Re: [RFC] test builtin ratio for loop distribution

2021-02-16 Thread Richard Biener via Gcc-patches
On Tue, Feb 16, 2021 at 11:48 AM Alexandre Oliva  wrote:
>
> On Feb 16, 2021, Alexandre Oliva  wrote:
>
> >> So I wonder whether we should instead re-run CCP after loop opts which
> >> computes nonzero bits as well instead of the above "hack".
>
> That works.  It takes care of both the dest alignment and the len ctz.
>
> Explicitly masking out the len tz from nonzero bits also works, but I
> suppose the ccp pass does a better job, and it takes care of memcpy and
> memmove as well.

It's certainly more general, yes.

> I noticed that ccp releases CDI_DOMINATORS information.  It looks like
> the last copy_prop pass, now replaced with ccp in my tree, was late
> enough that it doesn't seem to matter, but at first I thought you meant
> an earlier copy_prop, that runs before graphite, and dropping dominator
> info at that point was a problem for e.g. cunroll.

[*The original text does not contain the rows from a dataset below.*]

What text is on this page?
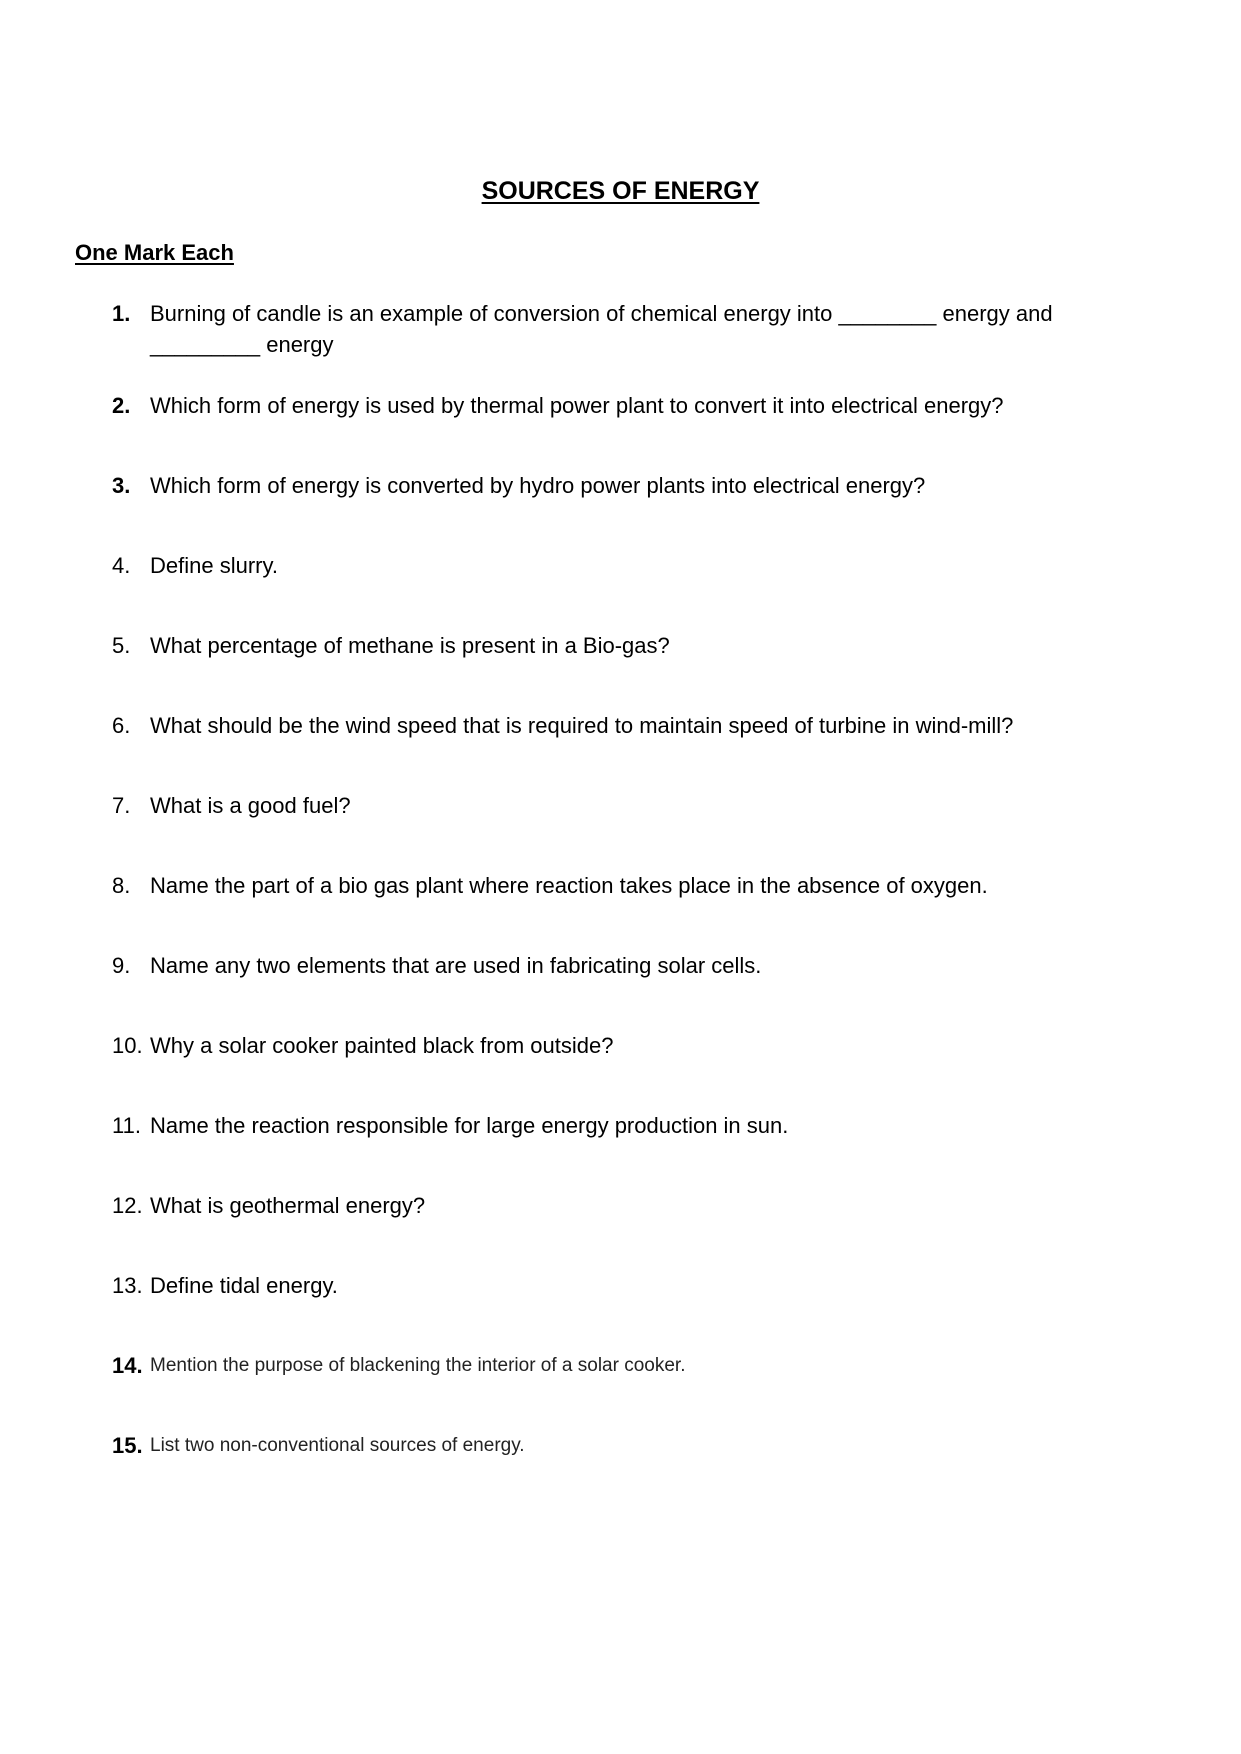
SOURCES OF ENERGY
One Mark Each
1. Burning of candle is an example of conversion of chemical energy into ________ energy and _________ energy
2. Which form of energy is used by thermal power plant to convert it into electrical energy?
3. Which form of energy is converted by hydro power plants into electrical energy?
4. Define slurry.
5. What percentage of methane is present in a Bio-gas?
6. What should be the wind speed that is required to maintain speed of turbine in wind-mill?
7. What is a good fuel?
8. Name the part of a bio gas plant where reaction takes place in the absence of oxygen.
9. Name any two elements that are used in fabricating solar cells.
10. Why a solar cooker painted black from outside?
11. Name the reaction responsible for large energy production in sun.
12. What is geothermal energy?
13. Define tidal energy.
14. Mention the purpose of blackening the interior of a solar cooker.
15. List two non-conventional sources of energy.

We indeed shouldn't release CDI_DOMINATORS info, but if it is a problem
elsewhere then that pass fails to compute dominator info.  But yes,
in the loop pipeline we expect dominator info to be present (but fast
query can disable itself leading to issues if doms are not recomputed).

Richard.

> --
> Alexandre Oliva, happy hacker  https://FSFLA.org/blogs/lxo/
>Free Software Activist GNU Toolchain Engineer
> Vim, Vi, Voltei pro Emacs -- GNUlius Caesar


Re: [RFC] test builtin ratio for loop distribution

2021-02-16 Thread Alexandre Oliva
On Feb 16, 2021, Alexandre Oliva  wrote:

>> So I wonder whether we should instead re-run CCP after loop opts which
>> computes nonzero bits as well instead of the above "hack".

That works.  It takes care of both the dest alignment and the len ctz.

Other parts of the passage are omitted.